CS166 / CS 162

Computer Systems Security

Demos

Demo

Date

Password Cracking1/14/2016

This is a demo of password cracking using pre-computed rainbow tables on Windows XP.

Setup

In order to set up the demo, perform the following steps on a Windows XP machine or VM.

Set up the keylogger

  1. Install Family Keylogger
  2. Go to Start -> All Programs -> Family-Keylogger 5 -> Family-Keylogger
  3. A keyboard icon should appear in on the right-hand side of the bottom bar.

Set up user accounts

  1. Go to Start -> Control Panel -> User Accounts
  2. Create any number of accounts with passwords. The type of the accounts doesn’t matter.

Password Recovery

Cracking with Ophcrack

  1. Install Ophcrack
  2. Open Ophcrack from the desktop
  3. Go to Load -> Local SAM with pwdump 6 (this loads all of the local users’ password hashes)
  4. Click “crack”

Reading the keylogger file

  1. If the keyboard icon isn’t present on the right-hand side of the bottom bar, press CTRL + SHIFT + ALT + F to make it appear
  2. Right click the icon and select “view log”
Biased Stream Cipher2/3/2016

This demo is a small program which will encrypt an image by generating a stream of pseudorandom pixels, and adding it to the image to obtain a ciphertext.
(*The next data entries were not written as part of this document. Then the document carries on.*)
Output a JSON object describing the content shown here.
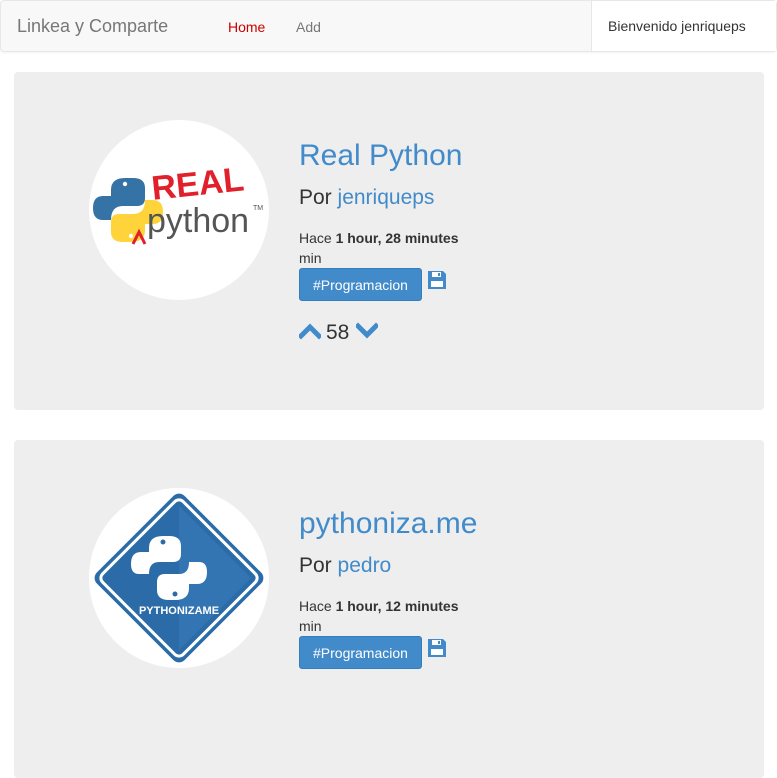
{
  "navbar": {
    "brand": "Linkea y Comparte",
    "links": [
      {
        "label": "Home",
        "active": true
      },
      {
        "label": "Add",
        "active": false
      }
    ],
    "welcome": "Bienvenido jenriqueps"
  },
  "colors": {
    "accent": "#428bca",
    "active_nav": "#cc0000",
    "card_bg": "#eeeeee"
  },
  "links": [
    {
      "title": "Real Python",
      "by_prefix": "Por",
      "author": "jenriqueps",
      "time_prefix": "Hace",
      "time_value": "1 hour, 28 minutes",
      "time_suffix": "min",
      "tag": "#Programacion",
      "votes": "58",
      "logo_icon": "real-python-logo",
      "save_icon": "floppy-disk-icon",
      "up_icon": "chevron-up-icon",
      "down_icon": "chevron-down-icon"
    },
    {
      "title": "pythoniza.me",
      "by_prefix": "Por",
      "author": "pedro",
      "time_prefix": "Hace",
      "time_value": "1 hour, 12 minutes",
      "time_suffix": "min",
      "tag": "#Programacion",
      "logo_icon": "pythonizame-logo",
      "logo_text": "PYTHONIZAME",
      "save_icon": "floppy-disk-icon"
    }
  ]
}
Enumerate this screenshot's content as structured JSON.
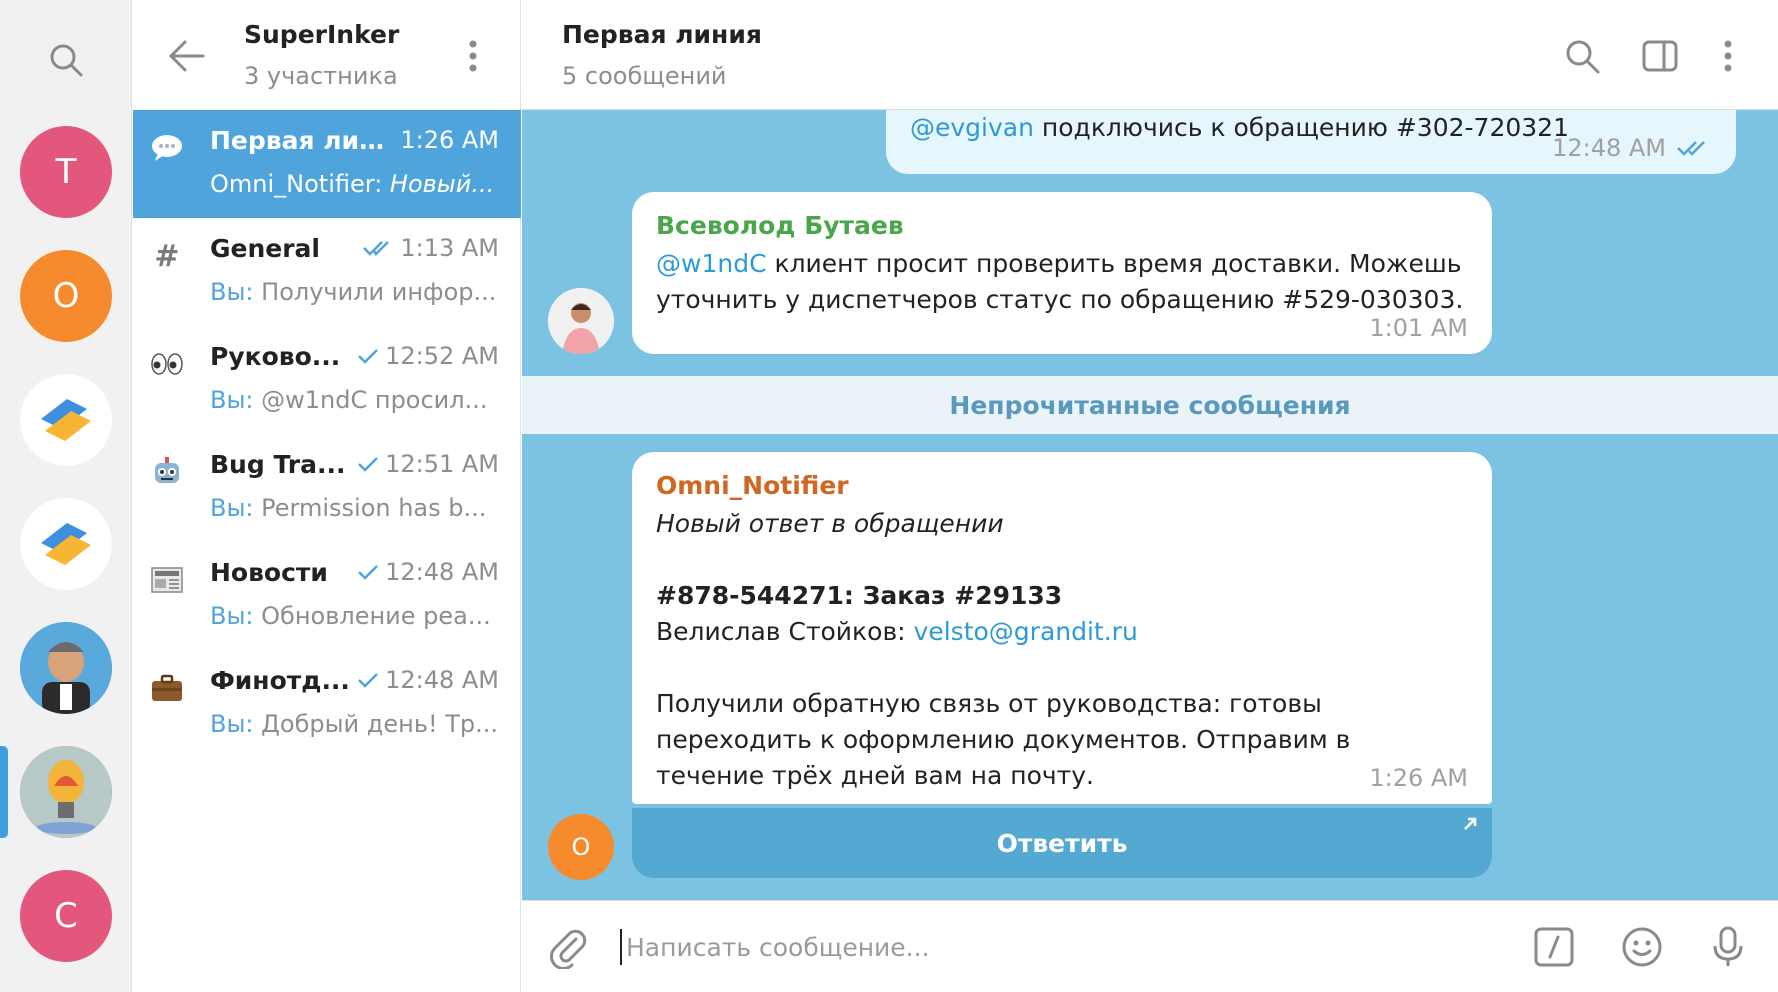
{
  "rail": {
    "folders": [
      {
        "letter": "T",
        "color": "#e3577c"
      },
      {
        "letter": "O",
        "color": "#f58b2c"
      },
      {
        "letter": "",
        "color": "#ffffff"
      },
      {
        "letter": "",
        "color": "#ffffff"
      },
      {
        "letter": "",
        "color": "#4a9fd6"
      },
      {
        "letter": "",
        "color": "#6b8fa0"
      },
      {
        "letter": "C",
        "color": "#e3577c"
      }
    ]
  },
  "group": {
    "title": "SuperInker",
    "subtitle": "3 участника"
  },
  "chats": [
    {
      "emoji": "💬",
      "name": "Первая лин...",
      "time": "1:26 AM",
      "sender": "Omni_Notifier:",
      "preview": "Новый...",
      "active": true
    },
    {
      "emoji": "#",
      "name": "General",
      "time": "1:13 AM",
      "sender": "Вы:",
      "preview": "Получили инфор..."
    },
    {
      "emoji": "👀",
      "name": "Руково...",
      "time": "12:52 AM",
      "sender": "Вы:",
      "preview": "@w1ndC просил..."
    },
    {
      "emoji": "🤖",
      "name": "Bug Tra...",
      "time": "12:51 AM",
      "sender": "Вы:",
      "preview": "Permission has b..."
    },
    {
      "emoji": "📰",
      "name": "Новости",
      "time": "12:48 AM",
      "sender": "Вы:",
      "preview": "Обновление реа..."
    },
    {
      "emoji": "💼",
      "name": "Финотд...",
      "time": "12:48 AM",
      "sender": "Вы:",
      "preview": "Добрый день! Тр..."
    }
  ],
  "conversation": {
    "title": "Первая линия",
    "subtitle": "5 сообщений"
  },
  "messages": {
    "m1": {
      "mention": "@evgivan",
      "text": " подключись к обращению #302-720321",
      "time": "12:48 AM"
    },
    "m2": {
      "sender": "Всеволод Бутаев",
      "mention": "@w1ndC",
      "text": " клиент просит проверить время доставки. Можешь уточнить у диспетчеров статус по обращению #529-030303.",
      "time": "1:01 AM"
    },
    "unread_label": "Непрочитанные сообщения",
    "m3": {
      "sender": "Omni_Notifier",
      "avatar_letter": "O",
      "subject": "Новый ответ в обращении",
      "ticket": "#878-544271: Заказ #29133",
      "contact_name": "Велислав Стойков: ",
      "contact_email": "velsto@grandit.ru",
      "body": "Получили обратную связь от руководства: готовы переходить к оформлению документов. Отправим в течение трёх дней вам на почту.",
      "time": "1:26 AM"
    },
    "reply_label": "Ответить"
  },
  "composer": {
    "placeholder": "Написать сообщение..."
  },
  "colors": {
    "accent": "#4fa4dc",
    "chat_bg": "#7cc3e3",
    "sender_green": "#4aa64a",
    "sender_orange": "#d0661f"
  }
}
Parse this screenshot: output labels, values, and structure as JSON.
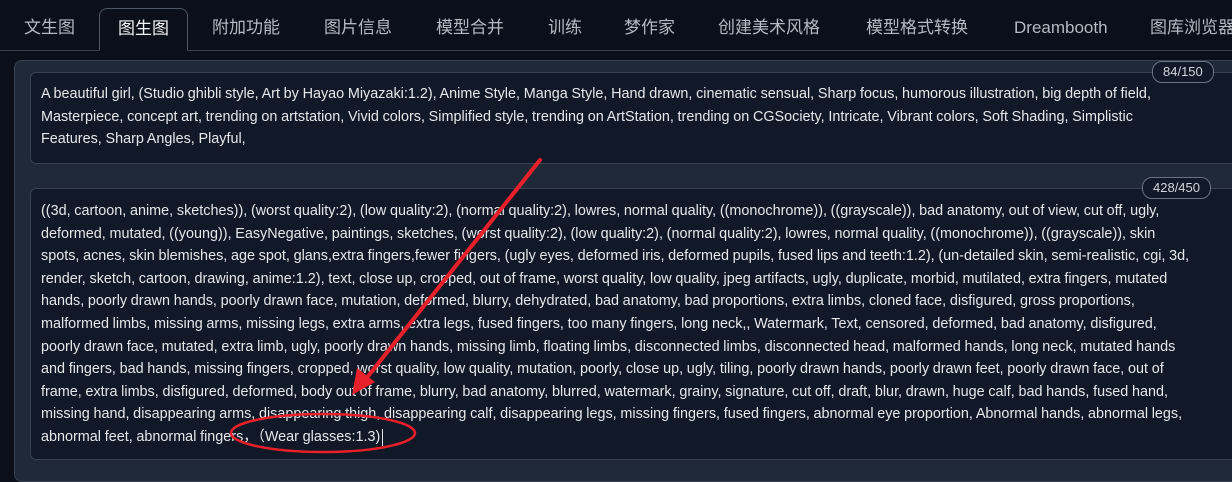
{
  "tabs": [
    {
      "label": "文生图"
    },
    {
      "label": "图生图"
    },
    {
      "label": "附加功能"
    },
    {
      "label": "图片信息"
    },
    {
      "label": "模型合并"
    },
    {
      "label": "训练"
    },
    {
      "label": "梦作家"
    },
    {
      "label": "创建美术风格"
    },
    {
      "label": "模型格式转换"
    },
    {
      "label": "Dreambooth"
    },
    {
      "label": "图库浏览器"
    }
  ],
  "selected_tab": "图生图",
  "positive_prompt": {
    "token_counter": "84/150",
    "lines": [
      "A beautiful girl, (Studio ghibli style, Art by Hayao Miyazaki:1.2), Anime Style, Manga Style, Hand drawn, cinematic sensual, Sharp focus, humorous illustration, big depth of field,",
      "Masterpiece, concept art, trending on artstation, Vivid colors, Simplified style, trending on ArtStation, trending on CGSociety, Intricate, Vibrant colors, Soft Shading, Simplistic",
      "Features, Sharp Angles, Playful,"
    ]
  },
  "negative_prompt": {
    "token_counter": "428/450",
    "lines": [
      "((3d, cartoon, anime, sketches)), (worst quality:2), (low quality:2), (normal quality:2), lowres, normal quality, ((monochrome)), ((grayscale)), bad anatomy, out of view, cut off, ugly,",
      "deformed, mutated, ((young)), EasyNegative, paintings, sketches, (worst quality:2), (low quality:2), (normal quality:2), lowres, normal quality, ((monochrome)), ((grayscale)), skin",
      "spots, acnes, skin blemishes, age spot, glans,extra fingers,fewer fingers, (ugly eyes, deformed iris, deformed pupils, fused lips and teeth:1.2), (un-detailed skin, semi-realistic, cgi, 3d,",
      "render, sketch, cartoon, drawing, anime:1.2), text, close up, cropped, out of frame, worst quality, low quality, jpeg artifacts, ugly, duplicate, morbid, mutilated, extra fingers, mutated",
      "hands, poorly drawn hands, poorly drawn face, mutation, deformed, blurry, dehydrated, bad anatomy, bad proportions, extra limbs, cloned face, disfigured, gross proportions,",
      "malformed limbs, missing arms, missing legs, extra arms, extra legs, fused fingers, too many fingers, long neck,, Watermark, Text, censored, deformed, bad anatomy, disfigured,",
      "poorly drawn face, mutated, extra limb, ugly, poorly drawn hands, missing limb, floating limbs, disconnected limbs, disconnected head, malformed hands, long neck, mutated hands",
      "and fingers, bad hands, missing fingers, cropped, worst quality, low quality, mutation, poorly, close up, ugly, tiling, poorly drawn hands, poorly drawn feet, poorly drawn face, out of",
      "frame, extra limbs, disfigured, deformed, body out of frame, blurry, bad anatomy, blurred, watermark, grainy, signature, cut off, draft, blur, drawn, huge calf, bad hands, fused hand,",
      "missing hand, disappearing arms, disappearing thigh, disappearing calf, disappearing legs, missing fingers, fused fingers, abnormal eye proportion, Abnormal hands, abnormal legs,",
      "abnormal feet, abnormal fingers，（Wear glasses:1.3)"
    ]
  },
  "colors": {
    "background": "#0b0f19",
    "panel": "#1f2937",
    "textbox": "#111827",
    "annotation": "#e8202a"
  }
}
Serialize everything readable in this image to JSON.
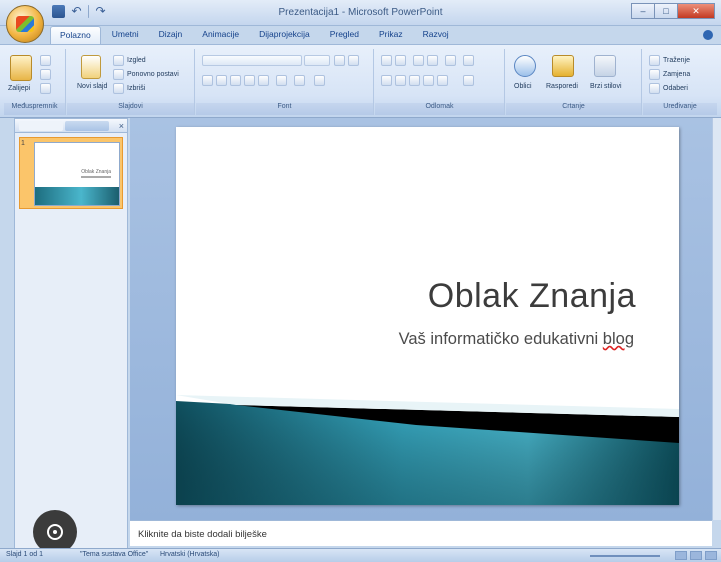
{
  "window": {
    "title": "Prezentacija1 - Microsoft PowerPoint",
    "minimize_label": "–",
    "maximize_label": "□",
    "close_label": "✕"
  },
  "quick_access": {
    "undo_label": "↶",
    "redo_label": "↷"
  },
  "ribbon_tabs": [
    "Polazno",
    "Umetni",
    "Dizajn",
    "Animacije",
    "Dijaprojekcija",
    "Pregled",
    "Prikaz",
    "Razvoj"
  ],
  "ribbon_groups": {
    "clipboard": {
      "label": "Međuspremnik",
      "paste": "Zalijepi",
      "cut": "Izreži",
      "copy": "Kopiraj",
      "format_painter": "Prenositelj oblikovanja"
    },
    "slides": {
      "label": "Slajdovi",
      "new_slide": "Novi slajd",
      "layout": "Izgled",
      "reset": "Ponovno postavi",
      "delete": "Izbriši"
    },
    "font": {
      "label": "Font"
    },
    "paragraph": {
      "label": "Odlomak"
    },
    "drawing": {
      "label": "Crtanje",
      "shapes": "Oblici",
      "arrange": "Rasporedi",
      "quick_styles": "Brzi stilovi"
    },
    "editing": {
      "label": "Uređivanje",
      "find": "Traženje",
      "replace": "Zamjena",
      "select": "Odaberi"
    }
  },
  "slide": {
    "title": "Oblak Znanja",
    "subtitle_main": "Vaš informatičko edukativni ",
    "subtitle_flagged": "blog"
  },
  "thumbnail": {
    "number": "1",
    "title": "Oblak Znanja"
  },
  "notes": {
    "placeholder": "Kliknite da biste dodali bilješke"
  },
  "statusbar": {
    "slide_info": "Slajd 1 od 1",
    "theme": "\"Tema sustava Office\"",
    "language": "Hrvatski (Hrvatska)"
  },
  "colors": {
    "ribbon": "#d7e4f6",
    "workspace": "#a9c2e3",
    "accent_teal": "#2a8ea3",
    "selection": "#fbc56a"
  }
}
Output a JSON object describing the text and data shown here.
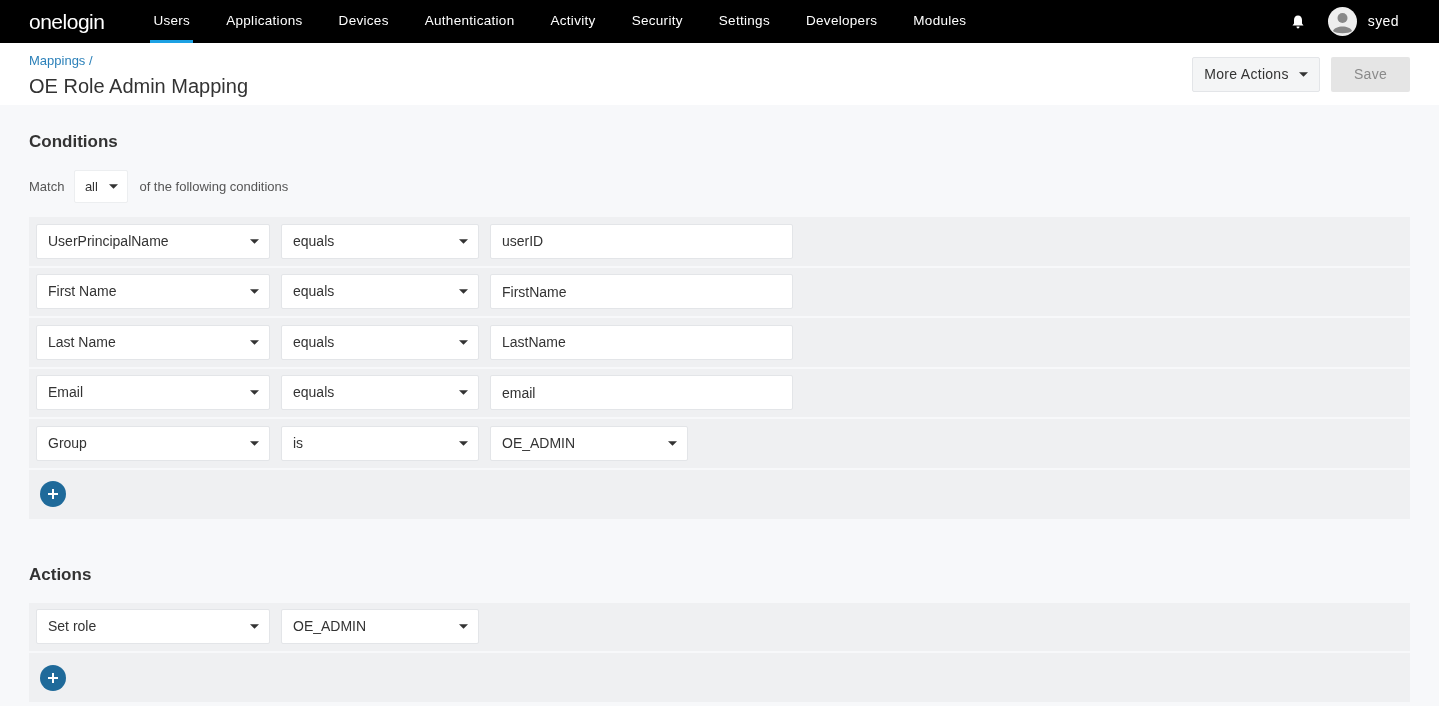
{
  "nav": {
    "logo": "onelogin",
    "items": [
      {
        "label": "Users",
        "selected": true
      },
      {
        "label": "Applications",
        "selected": false
      },
      {
        "label": "Devices",
        "selected": false
      },
      {
        "label": "Authentication",
        "selected": false
      },
      {
        "label": "Activity",
        "selected": false
      },
      {
        "label": "Security",
        "selected": false
      },
      {
        "label": "Settings",
        "selected": false
      },
      {
        "label": "Developers",
        "selected": false
      },
      {
        "label": "Modules",
        "selected": false
      }
    ],
    "user": "syed"
  },
  "header": {
    "breadcrumb": "Mappings /",
    "title": "OE Role Admin Mapping",
    "more_actions": "More Actions",
    "save": {
      "label": "Save",
      "disabled": true
    }
  },
  "conditions": {
    "title": "Conditions",
    "match_label": "Match",
    "match_value": "all",
    "match_suffix": "of the following conditions",
    "rows": [
      {
        "field": "UserPrincipalName",
        "operator": "equals",
        "value": {
          "kind": "input",
          "text": "userID"
        }
      },
      {
        "field": "First Name",
        "operator": "equals",
        "value": {
          "kind": "input",
          "text": "FirstName"
        }
      },
      {
        "field": "Last Name",
        "operator": "equals",
        "value": {
          "kind": "input",
          "text": "LastName"
        }
      },
      {
        "field": "Email",
        "operator": "equals",
        "value": {
          "kind": "input",
          "text": "email"
        }
      },
      {
        "field": "Group",
        "operator": "is",
        "value": {
          "kind": "select",
          "text": "OE_ADMIN"
        }
      }
    ]
  },
  "actions": {
    "title": "Actions",
    "rows": [
      {
        "action": "Set role",
        "value": "OE_ADMIN"
      }
    ]
  }
}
You can set the bias of the pseudorandom number generator (PRNG) used to produce this stream using the slider bar. Download the script: stream.py

You can invoke the script like this: ./stream.py [--pre-cache] <jpeg>

Note that this program only works for JPEGs, and the encryption is very slow. Use it only on small images. The –pre-cache flag tells the program to first compute all of the encrypted images it will display before showing the UI so that the UI is more responsive once it loads.

NOTE: You will need to install scipy, numpy, and PIL. If you have the pip installer for Python, you can install these as follows (note that you may need to install these as root (i.e., using sudo)):

pip install scipy pip install numpy pip install PIL

Dropbox Server2/19/2016

This demo is a simple dropbox service which is very vulnerable. There’s a live version of the server running at dropbox.foouniversity.com:1234.

The source of the demo consists of two files, main.go and user.go.